Kekhawatiran terkait adalah pemiskinan jangka panjang kelas menengah, yang telah menjadi tulang punggung demokratisasi di seluruh Asia selama seabad terakhir. Di tengah kesengsaraan umum, banyak warga kelas pekerja yang progresif dan tertekan mungkin hanya memilih untuk meninggalkan negara mereka atau fokus pada kelangsungan hidup sehari-hari daripada melanjutkan aktivitas politik yang berisiko.
Seperti yang telah kita lihat di negara-negara dari Turki hingga Thailand, tekanan ekonomi dapat mendorong kecenderungan reaksioner dan otoriter di antara masyarakat umum, dan terutama di kalangan kelas menengah, karena para pemilih mencari bantuan yang mantap untuk pemulihan dan keselamatan publik. Asia mungkin kawasan paling dinamis di Bumi, tetapi Asia juga bisa menjadi sarang ketidaksetaraan dan ketidakstabilan jika tidak ada pemerintahan yang baik.
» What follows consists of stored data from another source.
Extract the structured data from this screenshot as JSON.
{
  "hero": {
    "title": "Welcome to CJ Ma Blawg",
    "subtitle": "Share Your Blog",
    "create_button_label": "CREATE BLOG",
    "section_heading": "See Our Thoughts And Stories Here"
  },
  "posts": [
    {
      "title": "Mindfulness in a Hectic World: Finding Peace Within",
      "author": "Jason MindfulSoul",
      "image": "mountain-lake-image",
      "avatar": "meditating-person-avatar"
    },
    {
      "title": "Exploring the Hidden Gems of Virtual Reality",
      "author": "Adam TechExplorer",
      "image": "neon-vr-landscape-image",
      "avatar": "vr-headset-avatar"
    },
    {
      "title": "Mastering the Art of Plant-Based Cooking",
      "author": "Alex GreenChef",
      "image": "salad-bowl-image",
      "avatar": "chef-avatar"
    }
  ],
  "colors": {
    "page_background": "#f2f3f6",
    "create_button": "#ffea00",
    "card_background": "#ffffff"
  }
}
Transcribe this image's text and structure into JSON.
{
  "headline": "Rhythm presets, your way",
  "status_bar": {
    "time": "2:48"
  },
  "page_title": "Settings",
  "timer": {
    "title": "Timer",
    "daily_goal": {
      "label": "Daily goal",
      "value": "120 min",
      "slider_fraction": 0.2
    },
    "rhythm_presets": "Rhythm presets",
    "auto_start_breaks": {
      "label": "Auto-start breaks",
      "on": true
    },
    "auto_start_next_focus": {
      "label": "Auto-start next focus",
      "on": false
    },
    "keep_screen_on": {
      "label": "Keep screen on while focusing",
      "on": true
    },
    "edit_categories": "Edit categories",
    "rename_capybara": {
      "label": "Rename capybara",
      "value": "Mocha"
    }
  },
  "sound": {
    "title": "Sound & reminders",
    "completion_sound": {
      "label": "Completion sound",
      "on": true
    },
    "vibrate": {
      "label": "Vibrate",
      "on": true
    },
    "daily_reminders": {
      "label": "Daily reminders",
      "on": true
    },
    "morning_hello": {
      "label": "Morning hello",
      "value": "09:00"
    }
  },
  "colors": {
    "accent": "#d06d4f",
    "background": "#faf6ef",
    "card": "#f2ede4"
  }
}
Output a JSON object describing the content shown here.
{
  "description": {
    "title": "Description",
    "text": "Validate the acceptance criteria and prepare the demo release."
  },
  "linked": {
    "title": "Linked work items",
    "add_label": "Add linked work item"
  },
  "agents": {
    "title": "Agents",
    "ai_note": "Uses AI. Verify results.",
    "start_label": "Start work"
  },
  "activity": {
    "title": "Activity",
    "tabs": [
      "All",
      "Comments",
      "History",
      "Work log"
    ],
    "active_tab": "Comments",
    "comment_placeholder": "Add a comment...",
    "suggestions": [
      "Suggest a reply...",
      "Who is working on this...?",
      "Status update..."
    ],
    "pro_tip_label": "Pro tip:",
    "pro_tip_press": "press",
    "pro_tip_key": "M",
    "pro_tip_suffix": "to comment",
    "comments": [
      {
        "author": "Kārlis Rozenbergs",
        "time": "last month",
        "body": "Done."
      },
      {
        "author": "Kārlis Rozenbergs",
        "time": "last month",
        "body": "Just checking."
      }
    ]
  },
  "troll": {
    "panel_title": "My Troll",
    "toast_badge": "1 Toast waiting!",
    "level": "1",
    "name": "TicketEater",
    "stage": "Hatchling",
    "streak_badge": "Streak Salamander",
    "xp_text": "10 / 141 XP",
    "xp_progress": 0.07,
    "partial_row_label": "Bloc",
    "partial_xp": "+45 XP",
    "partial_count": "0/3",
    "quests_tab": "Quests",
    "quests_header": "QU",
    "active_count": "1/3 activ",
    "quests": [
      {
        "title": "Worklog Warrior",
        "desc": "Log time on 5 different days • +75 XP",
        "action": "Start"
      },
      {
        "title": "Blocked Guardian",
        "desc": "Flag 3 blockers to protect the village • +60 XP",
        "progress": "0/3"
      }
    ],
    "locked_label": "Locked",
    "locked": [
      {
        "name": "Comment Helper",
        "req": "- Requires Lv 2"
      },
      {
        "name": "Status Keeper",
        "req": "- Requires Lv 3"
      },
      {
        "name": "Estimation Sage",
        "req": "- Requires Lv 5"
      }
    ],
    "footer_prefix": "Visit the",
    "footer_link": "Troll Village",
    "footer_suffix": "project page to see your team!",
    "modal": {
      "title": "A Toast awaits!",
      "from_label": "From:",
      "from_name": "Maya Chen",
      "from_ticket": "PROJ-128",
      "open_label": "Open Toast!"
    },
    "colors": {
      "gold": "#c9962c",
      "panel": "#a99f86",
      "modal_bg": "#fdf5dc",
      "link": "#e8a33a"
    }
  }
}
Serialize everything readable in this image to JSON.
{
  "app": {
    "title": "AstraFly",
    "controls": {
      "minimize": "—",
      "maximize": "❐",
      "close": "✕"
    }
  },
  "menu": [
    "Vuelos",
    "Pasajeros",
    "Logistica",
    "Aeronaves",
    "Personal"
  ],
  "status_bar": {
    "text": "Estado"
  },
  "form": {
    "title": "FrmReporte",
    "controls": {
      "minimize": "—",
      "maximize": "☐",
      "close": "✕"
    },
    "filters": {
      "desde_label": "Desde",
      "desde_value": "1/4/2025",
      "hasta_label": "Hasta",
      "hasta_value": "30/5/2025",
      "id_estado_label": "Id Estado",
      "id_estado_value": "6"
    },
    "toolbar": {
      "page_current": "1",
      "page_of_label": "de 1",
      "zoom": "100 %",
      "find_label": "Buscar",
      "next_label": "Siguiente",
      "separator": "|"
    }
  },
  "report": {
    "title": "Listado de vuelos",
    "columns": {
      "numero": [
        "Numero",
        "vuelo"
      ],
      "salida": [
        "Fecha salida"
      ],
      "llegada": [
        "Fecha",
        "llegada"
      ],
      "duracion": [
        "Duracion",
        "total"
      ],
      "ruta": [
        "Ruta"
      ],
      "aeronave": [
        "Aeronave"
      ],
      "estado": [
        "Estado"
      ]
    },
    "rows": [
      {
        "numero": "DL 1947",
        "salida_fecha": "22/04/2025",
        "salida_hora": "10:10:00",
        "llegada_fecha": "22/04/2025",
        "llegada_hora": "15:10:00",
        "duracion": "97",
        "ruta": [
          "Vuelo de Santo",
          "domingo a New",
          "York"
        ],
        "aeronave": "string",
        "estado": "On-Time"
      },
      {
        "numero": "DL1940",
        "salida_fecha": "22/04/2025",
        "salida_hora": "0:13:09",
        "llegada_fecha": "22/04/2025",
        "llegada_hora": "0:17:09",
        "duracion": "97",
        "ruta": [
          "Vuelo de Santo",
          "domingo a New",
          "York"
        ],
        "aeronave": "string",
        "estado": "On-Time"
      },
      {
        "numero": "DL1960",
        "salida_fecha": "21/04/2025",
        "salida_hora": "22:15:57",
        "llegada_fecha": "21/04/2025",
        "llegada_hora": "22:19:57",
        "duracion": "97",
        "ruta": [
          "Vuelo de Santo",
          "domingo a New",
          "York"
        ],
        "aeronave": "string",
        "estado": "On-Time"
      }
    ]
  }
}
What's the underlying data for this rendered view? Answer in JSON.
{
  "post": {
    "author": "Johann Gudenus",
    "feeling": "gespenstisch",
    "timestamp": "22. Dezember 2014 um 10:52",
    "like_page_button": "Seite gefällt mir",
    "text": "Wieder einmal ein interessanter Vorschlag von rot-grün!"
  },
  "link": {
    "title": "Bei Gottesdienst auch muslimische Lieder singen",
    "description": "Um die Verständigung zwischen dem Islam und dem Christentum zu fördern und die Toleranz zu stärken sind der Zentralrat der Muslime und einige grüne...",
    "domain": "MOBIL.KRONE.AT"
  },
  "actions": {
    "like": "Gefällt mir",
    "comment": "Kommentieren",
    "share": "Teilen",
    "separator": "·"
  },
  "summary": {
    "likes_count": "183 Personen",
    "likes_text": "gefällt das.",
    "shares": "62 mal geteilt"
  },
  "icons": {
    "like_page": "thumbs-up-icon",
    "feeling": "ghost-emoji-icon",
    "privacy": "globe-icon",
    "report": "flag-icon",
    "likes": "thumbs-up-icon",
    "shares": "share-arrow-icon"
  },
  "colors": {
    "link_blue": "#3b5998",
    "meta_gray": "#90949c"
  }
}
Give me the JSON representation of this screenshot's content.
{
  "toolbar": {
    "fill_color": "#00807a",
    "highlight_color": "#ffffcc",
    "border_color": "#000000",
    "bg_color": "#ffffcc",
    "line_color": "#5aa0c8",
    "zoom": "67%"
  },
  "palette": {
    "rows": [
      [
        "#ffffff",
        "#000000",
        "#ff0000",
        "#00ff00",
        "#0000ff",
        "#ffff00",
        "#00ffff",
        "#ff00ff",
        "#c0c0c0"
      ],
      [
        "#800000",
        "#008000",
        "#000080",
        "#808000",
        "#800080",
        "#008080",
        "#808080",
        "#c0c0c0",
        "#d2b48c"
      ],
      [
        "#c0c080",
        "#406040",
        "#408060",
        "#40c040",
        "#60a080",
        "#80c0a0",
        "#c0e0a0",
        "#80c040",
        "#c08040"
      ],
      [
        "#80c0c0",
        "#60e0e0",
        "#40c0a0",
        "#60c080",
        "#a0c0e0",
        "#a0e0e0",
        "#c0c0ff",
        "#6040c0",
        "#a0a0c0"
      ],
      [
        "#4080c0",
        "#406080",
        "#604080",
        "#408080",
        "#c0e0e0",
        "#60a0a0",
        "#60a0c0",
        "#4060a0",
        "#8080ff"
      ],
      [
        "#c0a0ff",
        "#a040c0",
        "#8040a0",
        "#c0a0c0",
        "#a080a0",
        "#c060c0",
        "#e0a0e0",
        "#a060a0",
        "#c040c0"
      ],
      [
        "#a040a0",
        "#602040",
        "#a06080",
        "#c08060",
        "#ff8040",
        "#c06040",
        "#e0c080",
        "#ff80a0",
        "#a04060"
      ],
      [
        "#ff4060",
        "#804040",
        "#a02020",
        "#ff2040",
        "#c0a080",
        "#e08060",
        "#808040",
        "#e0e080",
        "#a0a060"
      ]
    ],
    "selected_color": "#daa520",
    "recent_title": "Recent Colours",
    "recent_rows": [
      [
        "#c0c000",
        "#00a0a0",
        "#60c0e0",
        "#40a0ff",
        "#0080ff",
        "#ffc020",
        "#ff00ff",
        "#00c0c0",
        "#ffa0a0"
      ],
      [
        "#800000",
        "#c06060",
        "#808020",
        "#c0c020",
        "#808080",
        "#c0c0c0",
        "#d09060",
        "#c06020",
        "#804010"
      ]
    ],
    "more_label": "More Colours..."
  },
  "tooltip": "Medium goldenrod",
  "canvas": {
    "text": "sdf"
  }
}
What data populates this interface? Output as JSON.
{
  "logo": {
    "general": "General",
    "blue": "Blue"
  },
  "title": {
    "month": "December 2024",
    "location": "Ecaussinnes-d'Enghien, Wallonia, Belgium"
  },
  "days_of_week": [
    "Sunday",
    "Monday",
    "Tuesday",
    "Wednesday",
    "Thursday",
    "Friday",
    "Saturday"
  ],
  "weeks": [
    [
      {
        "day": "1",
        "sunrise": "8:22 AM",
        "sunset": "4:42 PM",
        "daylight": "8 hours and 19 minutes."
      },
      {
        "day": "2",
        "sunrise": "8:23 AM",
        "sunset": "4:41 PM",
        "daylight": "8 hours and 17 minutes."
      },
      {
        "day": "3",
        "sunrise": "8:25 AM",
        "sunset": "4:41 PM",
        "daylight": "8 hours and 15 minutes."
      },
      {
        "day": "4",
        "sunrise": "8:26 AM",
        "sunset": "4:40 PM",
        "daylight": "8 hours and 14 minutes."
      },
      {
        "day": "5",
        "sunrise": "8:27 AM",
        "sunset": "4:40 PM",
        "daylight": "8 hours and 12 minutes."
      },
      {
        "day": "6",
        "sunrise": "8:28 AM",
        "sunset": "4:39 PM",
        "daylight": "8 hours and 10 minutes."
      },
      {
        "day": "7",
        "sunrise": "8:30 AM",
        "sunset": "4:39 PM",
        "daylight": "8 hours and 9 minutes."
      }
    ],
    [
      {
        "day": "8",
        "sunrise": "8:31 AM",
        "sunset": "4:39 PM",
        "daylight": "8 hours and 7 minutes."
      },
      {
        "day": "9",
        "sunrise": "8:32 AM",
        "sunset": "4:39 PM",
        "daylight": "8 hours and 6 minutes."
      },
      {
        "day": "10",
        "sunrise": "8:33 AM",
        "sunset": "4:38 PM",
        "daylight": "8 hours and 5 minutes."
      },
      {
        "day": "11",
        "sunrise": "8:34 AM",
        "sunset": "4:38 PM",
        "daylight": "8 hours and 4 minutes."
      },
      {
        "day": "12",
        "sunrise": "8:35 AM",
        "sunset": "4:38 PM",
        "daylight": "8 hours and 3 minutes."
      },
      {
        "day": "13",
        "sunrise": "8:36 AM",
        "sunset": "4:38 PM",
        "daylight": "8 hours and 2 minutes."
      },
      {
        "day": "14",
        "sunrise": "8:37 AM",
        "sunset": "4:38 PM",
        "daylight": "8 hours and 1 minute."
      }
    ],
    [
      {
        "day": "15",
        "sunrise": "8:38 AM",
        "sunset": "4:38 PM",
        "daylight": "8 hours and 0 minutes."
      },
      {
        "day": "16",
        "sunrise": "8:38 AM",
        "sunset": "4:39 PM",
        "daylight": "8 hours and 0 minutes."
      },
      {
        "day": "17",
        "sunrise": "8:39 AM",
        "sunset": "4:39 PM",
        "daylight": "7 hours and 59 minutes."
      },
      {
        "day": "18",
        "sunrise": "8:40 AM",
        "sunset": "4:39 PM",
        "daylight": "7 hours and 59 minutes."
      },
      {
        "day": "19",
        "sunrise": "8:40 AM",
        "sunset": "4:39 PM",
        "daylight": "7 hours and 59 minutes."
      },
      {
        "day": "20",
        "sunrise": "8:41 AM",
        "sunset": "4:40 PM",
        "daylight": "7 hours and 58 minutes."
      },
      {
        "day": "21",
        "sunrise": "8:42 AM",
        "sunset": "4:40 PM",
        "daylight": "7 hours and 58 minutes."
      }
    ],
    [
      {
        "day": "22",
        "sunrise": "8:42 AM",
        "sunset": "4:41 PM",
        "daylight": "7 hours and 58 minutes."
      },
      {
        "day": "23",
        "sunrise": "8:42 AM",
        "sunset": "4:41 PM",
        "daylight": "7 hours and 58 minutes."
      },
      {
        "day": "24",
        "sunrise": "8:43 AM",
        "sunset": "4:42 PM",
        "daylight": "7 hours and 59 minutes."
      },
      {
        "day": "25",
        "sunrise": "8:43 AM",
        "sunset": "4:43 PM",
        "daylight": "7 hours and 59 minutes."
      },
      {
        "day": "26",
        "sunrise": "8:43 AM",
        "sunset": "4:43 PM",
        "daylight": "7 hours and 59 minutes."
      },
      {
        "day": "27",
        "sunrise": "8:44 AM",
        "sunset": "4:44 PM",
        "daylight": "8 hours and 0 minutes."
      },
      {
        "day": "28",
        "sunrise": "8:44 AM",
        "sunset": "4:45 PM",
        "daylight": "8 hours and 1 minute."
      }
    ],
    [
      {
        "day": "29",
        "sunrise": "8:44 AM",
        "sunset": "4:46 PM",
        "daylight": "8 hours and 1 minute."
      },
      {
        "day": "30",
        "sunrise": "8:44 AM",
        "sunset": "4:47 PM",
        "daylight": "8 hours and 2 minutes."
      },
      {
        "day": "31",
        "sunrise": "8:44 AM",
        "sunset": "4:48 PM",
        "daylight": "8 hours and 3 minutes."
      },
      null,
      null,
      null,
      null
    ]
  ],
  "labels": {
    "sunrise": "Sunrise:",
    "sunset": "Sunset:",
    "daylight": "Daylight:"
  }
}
Richard Jawad Hydrian adalah Profesor Geopolitik di Universitas Politeknik Filipina dan penulis, antara lain, “Samudra Hindia dan Pasifik: Trump, Cina, dan Perjuangan Baru untuk Penguasaan Global.”
Pada saat terjadi kesalahan informasi dan banyak informasi, Jurnalisme berkualitas lebih penting dari sebelumnya.
Dengan berlangganan, Anda dapat membantu kami menyampaikan cerita dengan benar.
berlangganan sekarang
“Pemikir jahat. Sarjana musik. Komunikator yang ramah hipster. Penggila bacon. Penggemar internet amatir. Introvert.”